Our farm intern left us this morning, and the friends who arrived Saturday night departed this afternoon. So now it's back to Kat, myself, and Max for the first time since mid-May.

Tomorrow's box harvest will be... interesting.

Mine:

The animal control officer stood at the front of the classroom, arms crossed across his chest as he glared at the students squirming in their seats. Their teacher sat at her desk, not bothering to hide the fact that she was clearly unimpressed.

Though whether that was due to the officer or her students, she wisely kept that to herself.

As the minute hand dragged its feet on its way around the clock facing the children, the silence in the room was disturbed only by the panted breath of the officer's German Shepherd, who was seated at his feet. The dog was unusually calm, his appetite sated by an overly large breakfast that morning.

"So." The officer made the word sound like a threat, causing several students to begin to cry. "Which one of you released the class' pet rabbits into the woods behind the school?"

5 Comments:

Greg Bennett said...

That sounds like it could be an interesting conversation, especially since potatoes and leeks are pretty staple and easy to use! I hope it all goes well :)
Sounds like your days might be slightly busier for all they'll be less full of people.
Heh, I love the foreshadowing in the third paragraph that allows the punchline in the last to deliver its kick! And it definitely reminds me of being a child at school and the adults using patience and dread as tools to get a class to confess :)
[Typo for you: class' is missing its "s" for the possesive.]

Surplus
A hand trembles.
Old fingers, cold fingers, gnarled
and knotted with age and rage
– an excess of rage, he thinks –
reach for the tap.

Polished aluminium, a steady bar
gleaming in the cataractic darkness,
stiff with unuse and necessary neglect
"FOR USE IN EMERGENCY ONLY."

This critical mass, a density of souls –
Unsustainable!
Unmaintainable!

– racing through space in a colony-ship
to spread the surplus of humanity
yet further afield.

The tap creaks but it turns;
The hiss of oxygen dies;
And a hand trembles.

morganna said...

Greg -- I didn't think the missing 's' was a typo -- sometimes, if the noun ends in 's', the 's' is dropped from a possessive and only the apostrophe is used. Is that only a North American thing, not a British English thing?

And why do we all seem to find surplus to be something ominous and/or disgusting?
-------------
So much food, so much dinner
Up it comes
Retching all the way
Please tell me how I
Let myself eat so much
Up it comes --
So terrible!

Greg Bennett said...

Hi Morganna,
it might be a British thing you know! We only drop the s after the apostrophe if the following word begins with an s as well, because it gets hidden in the sound. So I take my comment back :)

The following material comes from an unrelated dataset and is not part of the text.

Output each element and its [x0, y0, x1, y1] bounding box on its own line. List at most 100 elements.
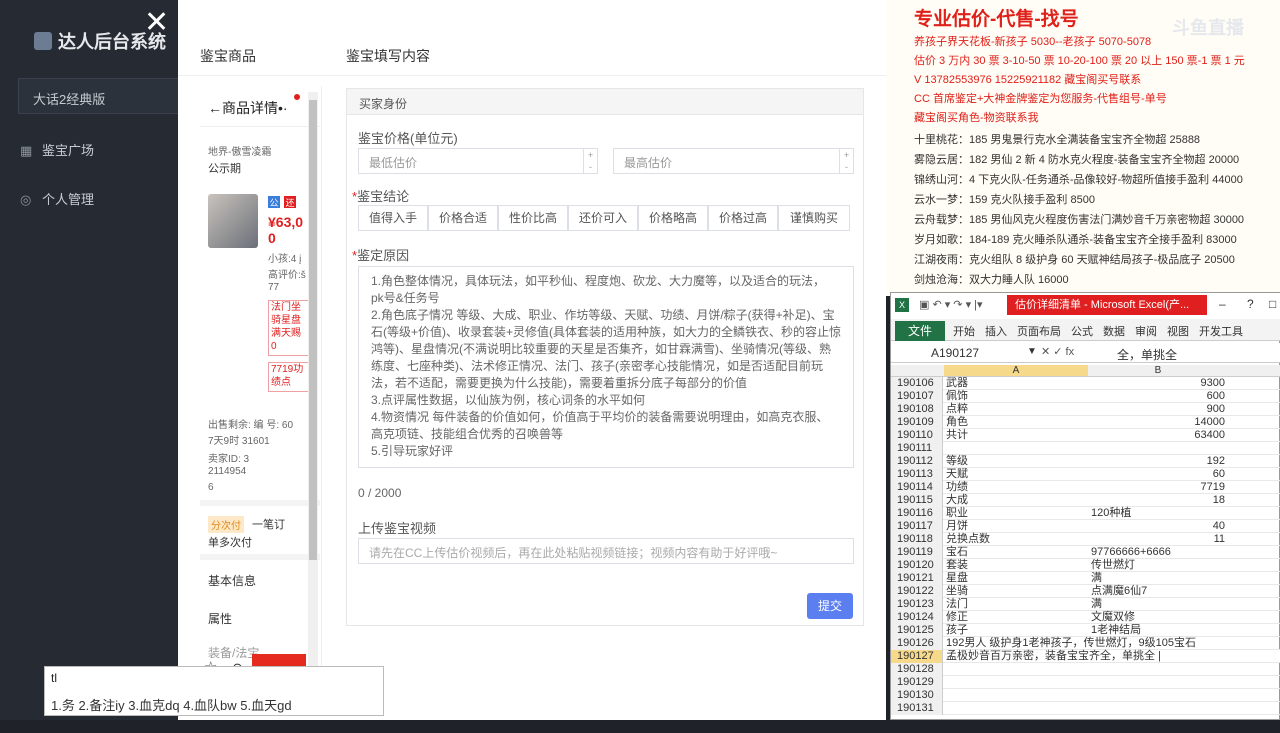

I guess I owe another surplus though...

Surplus
The European butter mountain,
The North American sherbert fountain,
Is where I go to holiday,
And eat till I feel sick!

morganna said...

Thanks for the insight into British English grammar, Greg! Now I need a positive view of surplus, too :)

The rosebushes won't stop blooming
I cut the roses, dry them and store
Petals for potpourri.

More roses bloom, to cut and dry.
The jars are filling,
I have no more room --
A surplus of roses!

Marc said...

Ha, bonus learning and writing from everyone! I like it :)

Greg - well he's promised that he'll be putting leeks on the menu, so we'll see what that means for the amounts he'll be ordering from us.

Your first is fantastic, for all its darkness. Your second is much lighter and so, of course, I tend to prefer the first :P

Morganna - thanks for helping out with the case of the missing s :)

Your first is a rather yucky acrostic (in content only, not execution), while your second is quite lovely. It's a rather impressive contrast for two poems born from the same prompt!